Solved: vpn tunnel not working from one end

Benjamin Saito · ‎05-10-2013

Hello,

I have an ASA 5510 and I am building a site-to-site vpn tunnel, peer on the other end is a sonicwall. I can initiate the tunnel from my end, but when he tries from his end it fails on phase 2 with this error in the logs:

"Rejecting IPSec tunnel: no matching crypto map entry for remote proxy"

Obviously our crypto map's don't match, i have it restricted to specific ports on my end and he had it wide open on his end, but said he is not sure how to restrict it down to specific ports. My question is why would I be able to bring the tunnel up on my end if the crypto map's don't match and he can't bring it up?

Thanks!

Jouni Forss · ‎05-13-2013

Hi,

I would suggest if the ACL with the TCP and ports is causing problems that you stick to "permit ip" statements and configure a VPN Filter ACl on this L2L VPN connection to get around the problem.

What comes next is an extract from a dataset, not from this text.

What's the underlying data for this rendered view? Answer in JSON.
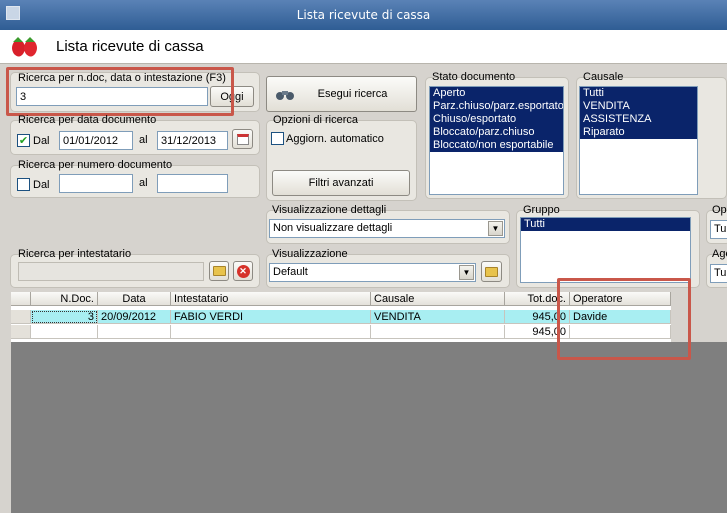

In this case I think the main problem is that the remote end is unable to configure the mirrored rules using specific TCP ports. I personally consider using TCP/UDP ports in the cryptomap ACL something that I rather not do. If you want to control traffic its good to use interface ACL or VPN Filter ACL (The interface ACL use requires you to change a global setting which is a rather problematic situation if you have several existing VPN connections, both Client and L2L VPN on the device)

- Jouni

View solution in original post

Jouni Forss · ‎05-10-2013

Hi,

I very rarely run into such a problem.

On the ASA Firewalls there is possibility to configure the L2L VPN connection to be initiator or responder only. (Typically it works both ways) I wonder if something similiar has been configured on the remote device? I dont know what kind of error message that situation produces.

Could we see your current ASA configurations?

- Jouni

Aref Alsouqi · ‎05-10-2013

Is it possible that SonicWall has more than one crypto map, so when he recieves tunnel negotiations he uses one, and when he initiates tunnel use another?

Sent from Cisco Technical Support iPhone App

Benjamin Saito · ‎05-13-2013

I can't get my hands on the sonicwall so this is making it difficult to troubleshoot, but he says he does not know of any setting that would only allow him to be the intiator or the responder. I have it set up to NAT exempt the internal IP's on my end, I am having him check to see if he has any other tunnels that uses the same internal ip address range that we use. Here's the config I have on my end:

access-list outside_cryptomap_1 extended permit tcp object-group Samaritan_local_hosts object-group Samaritan_remote_hosts range 12000 12005

crypto map outside_map 7 match address outside_cryptomap_1

crypto map outside_map 7 set peer x.x.x.x

crypto map outside_map 7 set ikev1 transform-set ESP-3DES-SHA

crypto map outside_map 7 set nat-t-disable

nat (inside,outside) source static Samaritan_local_hosts Samaritan_local_hosts destination static Samaritan_remote_hosts Samaritan_remote_hosts no-proxy-arp route-lookup

tunnel-group x.x.x.x type ipsec-l2l

tunnel-group x.x.x.x general-attributes

default-group-policy GroupPolicy_x.x.x.x

tunnel-group x.x.x.x ipsec-attributes

ikev1 pre-shared-key *********

I forgot to mention that when I open the tunnel up for full ip access, either one of us can bring up the tunnel, the problem is when i restric the traffic in the tunnel.

Thanks for your replies!

Jouni Forss · ‎05-13-2013

Hi,

I would suggest if the ACL with the TCP and ports is causing problems that you stick to "permit ip" statements and configure a VPN Filter ACl on this L2L VPN connection to get around the problem.

In this case I think the main problem is that the remote end is unable to configure the mirrored rules using specific TCP ports. I personally consider using TCP/UDP ports in the cryptomap ACL something that I rather not do. If you want to control traffic its good to use interface ACL or VPN Filter ACL (The interface ACL use requires you to change a global setting which is a rather problematic situation if you have several existing VPN connections, both Client and L2L VPN on the device)

- Jouni

Benjamin Saito · ‎05-20-2013

Thanks for the responses. I haven't been able to figure this one out, it's difficult when I can't get access to the sonicwall on the other end. But I am going to go ahead and disable the global setting and filter via acl instead of the crypto map, as jouni recommended. Thanks for the help.